Der Schöpfer schuf sich einen Palast aus göttlichem Licht zu seiner Ehre und zum Wohle der Schöpfung. Dieser präexistente Thron Gottes enthält alle Schöpfungsformen beispielhaft in sich.[6]

Als der Mensch zum sichtbaren Wesen wurde, wurde [alles] sichtbar. Als aber der Mensch der Schuld verfiel, zog sich alles wieder aus der Welt und die Erde wurde verdunkelt.[7]

Das menschliche Bewusstsein erfuhr sich von nun an wie gefangen in einer Welt der Gegensätze von Licht und Finsternis, die, wie es in anderen Traditionen heißt, einen Kreislauf von Geburt und Tod in Bewegung setzten.

Das Gleichnis von der Nuss

Im Sohar wird der Aufbau der göttlichen Schöpfung mit einer Nuss verglichen:

Nachdem das Urlicht verborgen war, wurde die Schale für das Mark erschaffen und diese Schale breitete sich aus und ließ wieder andere Schalen aus sich hervorgehen. […] König Salomo […] nahm eine Nuss und betrachtete ihre Schalen.
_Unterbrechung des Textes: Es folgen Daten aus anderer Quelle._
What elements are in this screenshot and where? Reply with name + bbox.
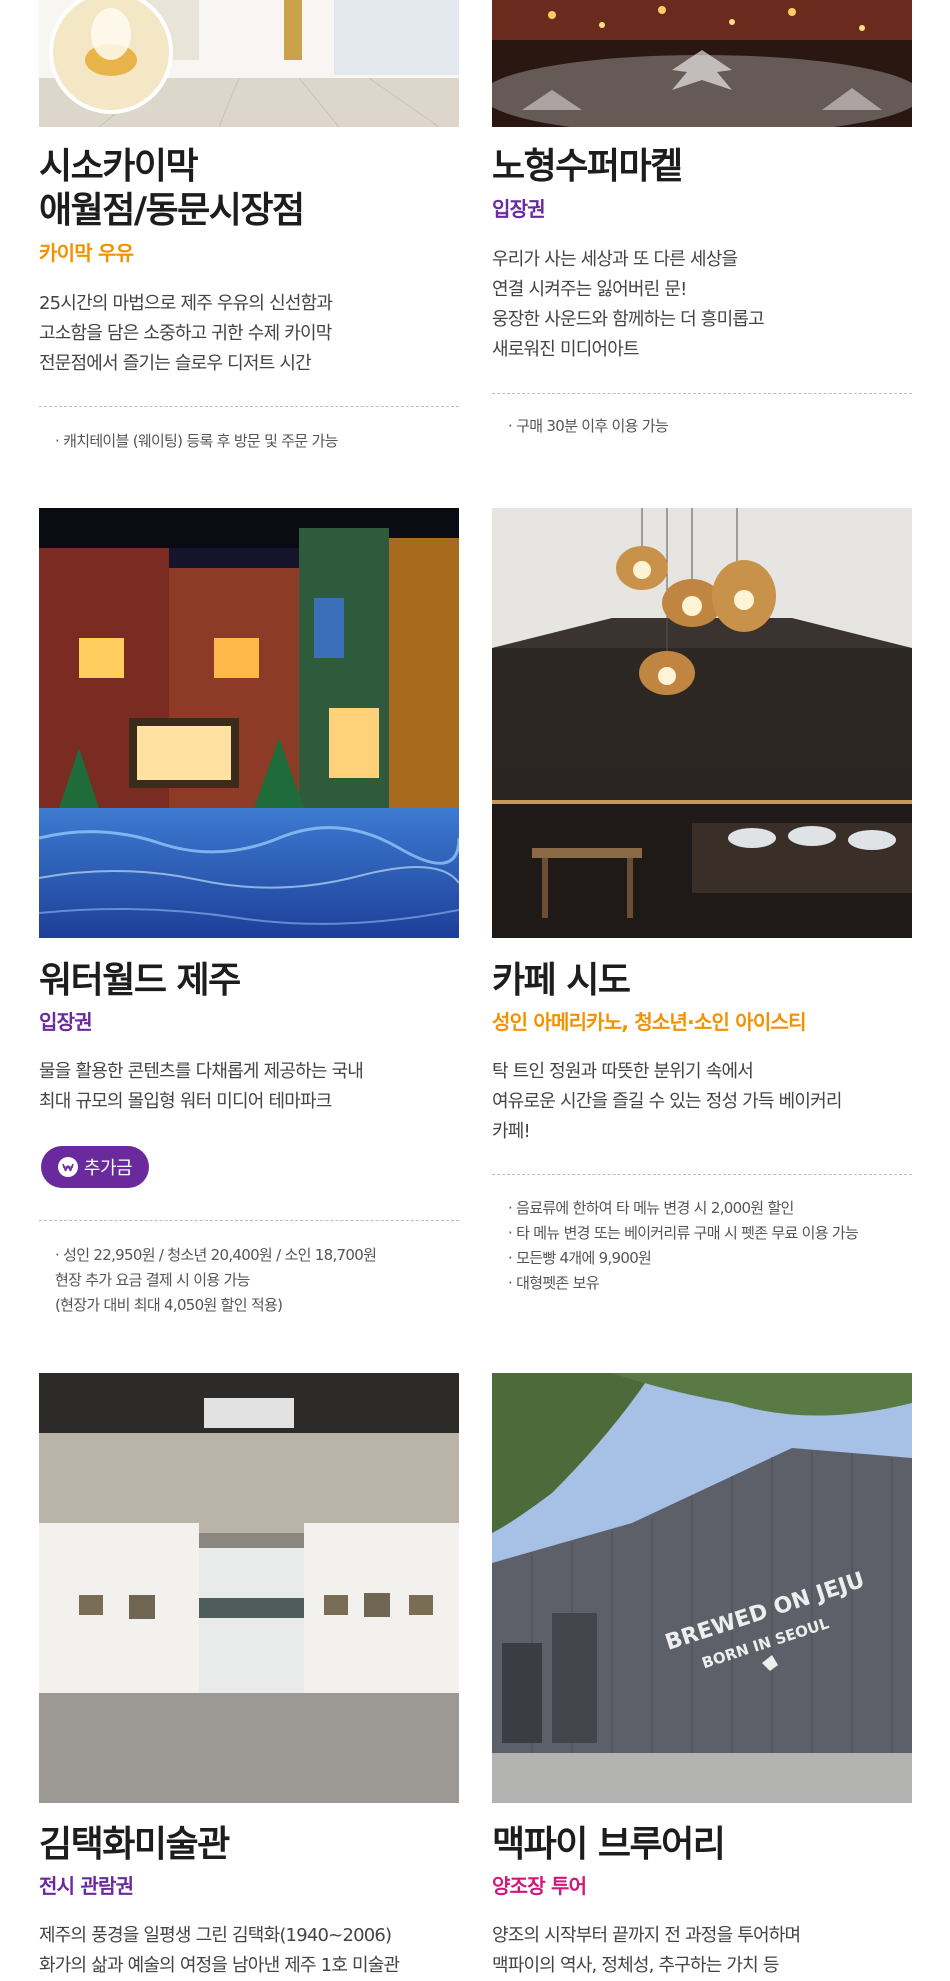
cafe-sido-photo: [492, 508, 912, 938]
card-description: 물을 활용한 콘텐츠를 다채롭게 제공하는 국내 최대 규모의 몰입형 워터 미…: [39, 1061, 364, 1112]
card-waterworld-jeju[interactable]: 워터월드 제주 입장권 물을 활용한 콘텐츠를 다채롭게 제공하는 국내 최대 …: [39, 508, 459, 1328]
sisokaimak-photo: [39, 0, 459, 127]
card-description: 우리가 사는 세상과 또 다른 세상을 연결 시켜주는 잃어버린 문! 웅장한 …: [492, 249, 765, 360]
extra-charge-badge: 추가금: [41, 1146, 149, 1188]
card-description: 탁 트인 정원과 따뜻한 분위기 속에서 여유로운 시간을 즐길 수 있는 정성…: [492, 1061, 842, 1142]
divider: [492, 393, 912, 394]
card-nohyeong-supermarket[interactable]: 노형수퍼마켙 입장권 우리가 사는 세상과 또 다른 세상을 연결 시켜주는 잃…: [492, 0, 912, 470]
card-notes: · 캐치테이블 (웨이팅) 등록 후 방문 및 주문 가능: [55, 432, 338, 450]
card-subtitle: 입장권: [39, 1010, 93, 1034]
card-subtitle: 입장권: [492, 197, 546, 221]
card-title: 카페 시도: [492, 960, 631, 1001]
card-title: 노형수퍼마켙: [492, 146, 683, 187]
card-subtitle: 전시 관람권: [39, 1874, 134, 1898]
card-description: 양조의 시작부터 끝까지 전 과정을 투어하며 맥파이의 역사, 정체성, 추구…: [492, 1925, 801, 1976]
card-cafe-sido[interactable]: 카페 시도 성인 아메리카노, 청소년·소인 아이스티 탁 트인 정원과 따뜻한…: [492, 508, 912, 1328]
divider: [39, 406, 459, 407]
card-title: 김택화미술관: [39, 1824, 230, 1865]
museum-photo: [39, 1373, 459, 1803]
card-notes: · 음료류에 한하여 타 메뉴 변경 시 2,000원 할인 · 타 메뉴 변경…: [508, 1199, 859, 1292]
card-subtitle: 양조장 투어: [492, 1874, 587, 1898]
nohyeong-photo: [492, 0, 912, 127]
card-sisokaimak[interactable]: 시소카이막 애월점/동문시장점 카이막 우유 25시간의 마법으로 제주 우유의…: [39, 0, 459, 470]
brewery-photo: BREWED ON JEJU BORN IN SEOUL: [492, 1373, 912, 1803]
divider: [39, 1220, 459, 1221]
won-icon: [57, 1157, 78, 1177]
card-subtitle: 카이막 우유: [39, 241, 134, 265]
card-subtitle: 성인 아메리카노, 청소년·소인 아이스티: [492, 1010, 806, 1034]
card-title: 시소카이막 애월점/동문시장점: [39, 146, 305, 231]
badge-label: 추가금: [83, 1158, 133, 1179]
waterworld-photo: [39, 508, 459, 938]
card-magpie-brewery[interactable]: BREWED ON JEJU BORN IN SEOUL 맥파이 브루어리 양조…: [492, 1373, 912, 1976]
card-title: 워터월드 제주: [39, 960, 241, 1001]
card-title: 맥파이 브루어리: [492, 1824, 726, 1865]
card-description: 제주의 풍경을 일평생 그린 김택화(1940~2006) 화가의 삶과 예술의…: [39, 1925, 400, 1976]
card-kimtaekhwa-museum[interactable]: 김택화미술관 전시 관람권 제주의 풍경을 일평생 그린 김택화(1940~20…: [39, 1373, 459, 1976]
divider: [492, 1174, 912, 1175]
card-description: 25시간의 마법으로 제주 우유의 신선함과 고소함을 담은 소중하고 귀한 수…: [39, 293, 333, 374]
card-notes: · 구매 30분 이후 이용 가능: [508, 417, 669, 435]
card-notes: · 성인 22,950원 / 청소년 20,400원 / 소인 18,700원 …: [55, 1246, 377, 1314]
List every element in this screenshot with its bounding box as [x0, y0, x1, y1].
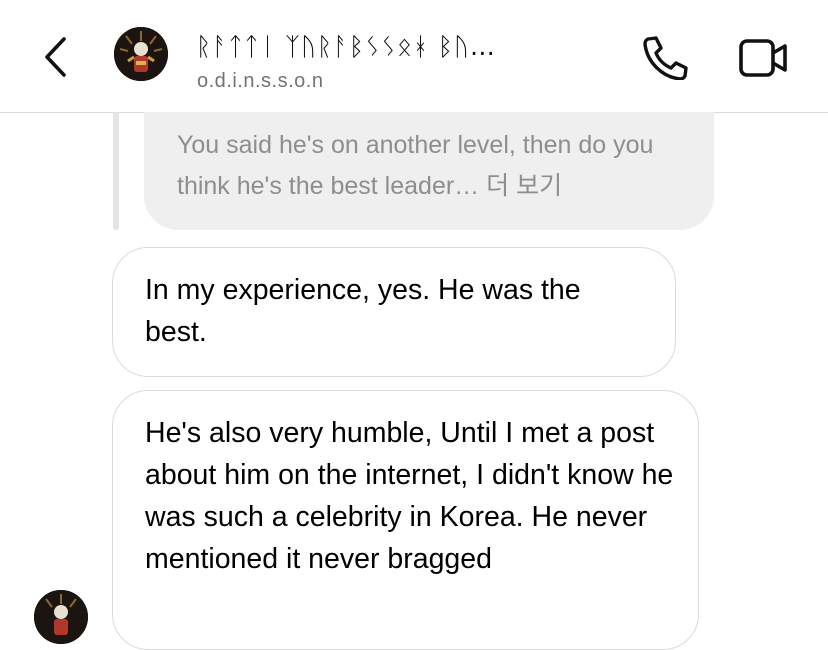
reply-indicator-bar — [113, 112, 119, 230]
chevron-left-icon — [45, 37, 66, 77]
sender-avatar[interactable] — [34, 590, 88, 644]
message-bubble[interactable]: In my experience, yes. He was the best. — [112, 247, 676, 377]
video-camera-icon — [739, 39, 787, 77]
back-button[interactable] — [38, 34, 74, 80]
video-call-button[interactable] — [736, 36, 790, 80]
message-text: He's also very humble, Until I met a pos… — [145, 417, 674, 575]
avatar-image — [34, 590, 88, 644]
call-button[interactable] — [640, 34, 690, 81]
message-bubble[interactable]: He's also very humble, Until I met a pos… — [112, 390, 699, 650]
quoted-reply-message[interactable]: You said he's on another level, then do … — [144, 112, 714, 230]
avatar-image — [114, 27, 168, 81]
chat-header: ᚱᚨᛏᛏᛁ ᛉᚢᚱᚨᛒᛊᛊᛟᚼ ᛒᚢ… o.d.i.n.s.s.o.n — [0, 0, 828, 113]
avatar[interactable] — [114, 27, 168, 81]
username[interactable]: o.d.i.n.s.s.o.n — [197, 70, 323, 93]
chat-title[interactable]: ᚱᚨᛏᛏᛁ ᛉᚢᚱᚨᛒᛊᛊᛟᚼ ᛒᚢ… — [196, 32, 616, 61]
message-text: In my experience, yes. He was the best. — [145, 274, 581, 348]
phone-icon — [643, 36, 688, 81]
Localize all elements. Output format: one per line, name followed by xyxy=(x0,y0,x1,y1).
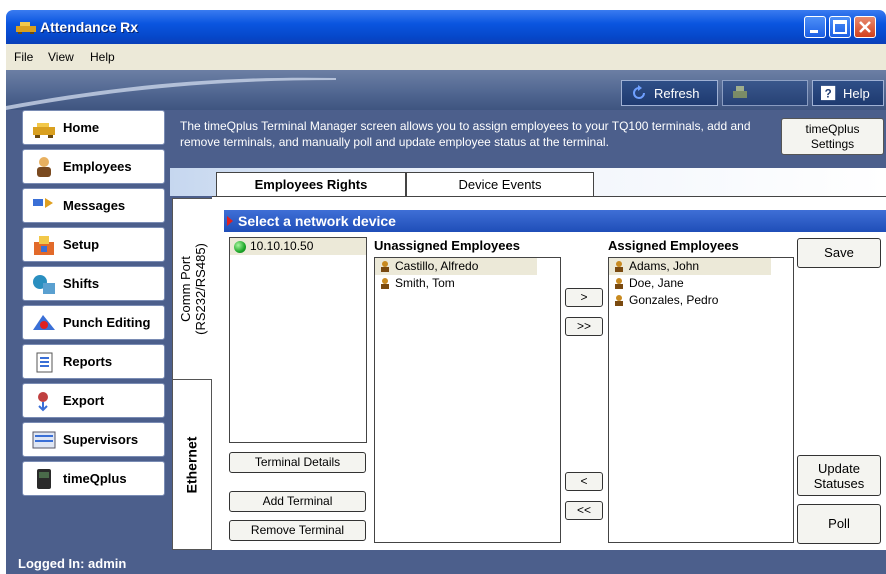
section-header: Select a network device xyxy=(224,210,886,232)
employee-icon xyxy=(381,278,389,289)
terminal-details-button[interactable]: Terminal Details xyxy=(229,452,366,473)
shifts-icon xyxy=(33,274,55,294)
update-statuses-button[interactable]: Update Statuses xyxy=(797,455,881,496)
nav-messages[interactable]: Messages xyxy=(22,188,165,223)
maximize-icon xyxy=(833,20,847,34)
unassigned-header: Unassigned Employees xyxy=(374,238,520,253)
close-icon xyxy=(859,21,871,33)
punch-editing-icon xyxy=(33,314,55,330)
poll-button[interactable]: Poll xyxy=(797,504,881,544)
add-all-button[interactable]: >> xyxy=(565,317,603,336)
device-list[interactable]: 10.10.10.50 xyxy=(229,237,367,443)
window-title: Attendance Rx xyxy=(40,19,139,35)
app-icon xyxy=(16,22,36,34)
save-button[interactable]: Save xyxy=(797,238,881,268)
help-icon: ? xyxy=(821,85,836,100)
menu-help[interactable]: Help xyxy=(90,50,115,64)
employees-icon xyxy=(37,156,51,177)
nav-timeqplus[interactable]: timeQplus xyxy=(22,461,165,496)
help-button[interactable]: ? Help xyxy=(812,80,884,106)
nav-shifts[interactable]: Shifts xyxy=(22,266,165,301)
device-item[interactable]: 10.10.10.50 xyxy=(230,238,366,255)
assigned-header: Assigned Employees xyxy=(608,238,739,253)
nav-export[interactable]: Export xyxy=(22,383,165,418)
refresh-label: Refresh xyxy=(654,85,700,101)
list-item[interactable]: Castillo, Alfredo xyxy=(375,258,537,275)
arrow-right-icon xyxy=(227,216,233,226)
side-tab-comm-port[interactable]: Comm Port (RS232/RS485) xyxy=(172,198,212,380)
nav-home[interactable]: Home xyxy=(22,110,165,145)
reports-icon xyxy=(36,352,53,372)
employee-icon xyxy=(615,261,623,272)
nav-employees[interactable]: Employees xyxy=(22,149,165,184)
setup-icon xyxy=(34,235,54,255)
employee-icon xyxy=(615,295,623,306)
assigned-list[interactable]: Adams, John Doe, Jane Gonzales, Pedro xyxy=(608,257,794,543)
add-terminal-button[interactable]: Add Terminal xyxy=(229,491,366,512)
supervisors-icon xyxy=(32,431,56,448)
messages-icon xyxy=(33,197,53,208)
minimize-icon xyxy=(810,30,818,33)
close-button[interactable] xyxy=(854,16,876,38)
svg-text:?: ? xyxy=(825,88,832,100)
title-bar[interactable]: Attendance Rx xyxy=(6,10,886,44)
employee-icon xyxy=(615,278,623,289)
minimize-button[interactable] xyxy=(804,16,826,38)
home-icon xyxy=(33,122,55,138)
print-button[interactable] xyxy=(722,80,808,106)
remove-all-button[interactable]: << xyxy=(565,501,603,520)
nav-reports[interactable]: Reports xyxy=(22,344,165,379)
timeqplus-icon xyxy=(37,468,51,489)
nav-setup[interactable]: Setup xyxy=(22,227,165,262)
export-icon xyxy=(38,391,48,411)
tab-employees-rights[interactable]: Employees Rights xyxy=(216,172,406,196)
nav-supervisors[interactable]: Supervisors xyxy=(22,422,165,457)
list-item[interactable]: Gonzales, Pedro xyxy=(609,292,793,309)
status-bar: Logged In: admin xyxy=(6,554,886,574)
maximize-button[interactable] xyxy=(829,16,851,38)
list-item[interactable]: Doe, Jane xyxy=(609,275,793,292)
refresh-button[interactable]: Refresh xyxy=(621,80,718,106)
help-label: Help xyxy=(843,85,870,101)
refresh-icon xyxy=(633,85,645,99)
tab-device-events[interactable]: Device Events xyxy=(406,172,594,196)
list-item[interactable]: Adams, John xyxy=(609,258,771,275)
side-tab-ethernet[interactable]: Ethernet xyxy=(172,380,212,550)
remove-one-button[interactable]: < xyxy=(565,472,603,491)
nav-punch-editing[interactable]: Punch Editing xyxy=(22,305,165,340)
unassigned-list[interactable]: Castillo, Alfredo Smith, Tom xyxy=(374,257,561,543)
add-one-button[interactable]: > xyxy=(565,288,603,307)
menu-view[interactable]: View xyxy=(48,50,74,64)
employee-icon xyxy=(381,261,389,272)
menu-file[interactable]: File xyxy=(14,50,33,64)
info-text: The timeQplus Terminal Manager screen al… xyxy=(180,119,751,149)
remove-terminal-button[interactable]: Remove Terminal xyxy=(229,520,366,541)
timeqplus-settings-button[interactable]: timeQplus Settings xyxy=(781,118,884,155)
menu-bar: File View Help xyxy=(6,44,886,70)
print-icon xyxy=(733,86,747,98)
online-status-icon xyxy=(234,241,246,253)
list-item[interactable]: Smith, Tom xyxy=(375,275,560,292)
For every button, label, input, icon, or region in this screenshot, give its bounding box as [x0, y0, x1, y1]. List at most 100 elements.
Da wurde er gewahr, dass alle jene Lüste [… des Menschen] den Schalen der Nuss entsprechen; die streben nur danach, den Menschen anzuhaften und sie unrein zu machen. […] Aber alles muss dennoch der Allheilige in der Welt erschaffen und damit die Welt zur Vollkommenheit bringen. Und alles hat inwendig ein Mark, von zahlreichen Schalen bedeckt. So verhält sich die ganze Welt oben und unten, vom Haupte, dem Geheimnis des oberen Punktes, bis zum Ende aller Stufen; alle sind sie eines Kleid dem anderen, eines Mark im anderen, eines Schale um das andere.[8]

Die verschiedenen Seelen des Menschen

Das Bild der Nuss und der sich übereinander wölbenden Schalen bezieht sich auf das sich stufenweise entwickelnde Leben im Kosmos. Und es lässt sich auch auf den kleinen Kosmos „Mensch“ übertragen.

Der Kern der Schöpfung, der die Einheit des dreifachen Urquells göttlichen Lichtes ist (in der esoterischen Literatur auch als göttliche Monade bezeichnet), wirkt in allen sich entwickelnden Lebenseinheiten. Von ihm ausgehend, entfalten sich stufenweise feinstoffliche und schließlich grobstoffliche Hüllen um die jeweiligen Seelen-Monaden. Die äußerste, harte Schale symbolisiert den physischen Körper des Menschen.

Folgendes Schema, ausgehend von den drei Seelen des Menschen, die im Sohar erwähnt werden, mag dies verdeutlichen:

  • Da ist zunächst der dreifältige göttliche Urquell: u.a. Neshamah, die Geistseele, auf sie folgen
  • der menschliche Mental-Körper: Ruach, die denkende Seele,
  • der Astral-Körper: Nephesh, die empfindene und begehrende Seele,

und, auf den weiteren Schritten der Verfestigung:

  • der Ätherkörper (Lebensleib): der belebende Seelenatem Gottes und
  • der physische Körper: Guph und seine Körperseele.

Im menschlichen Entwicklungsprozess bauen sich vom Zeitpunkt der Geburt an die verschiedenen Körper nacheinander auf, vom physischen Körper ausgehend. Der Mental-Körper, der sich im beginnenden Erwachsenenalter formt, ist in unserer Zeit stark verfestigt, sodass er eine Art Mauer darstellt gegenüber den höheren Möglichkeiten des Menschen. Zugleich allerdings kann ein gereinigtes, zum Geist hin offenes Denken die Tür öffnen für eine bewusste Rückkehr zum göttlichen Urquell.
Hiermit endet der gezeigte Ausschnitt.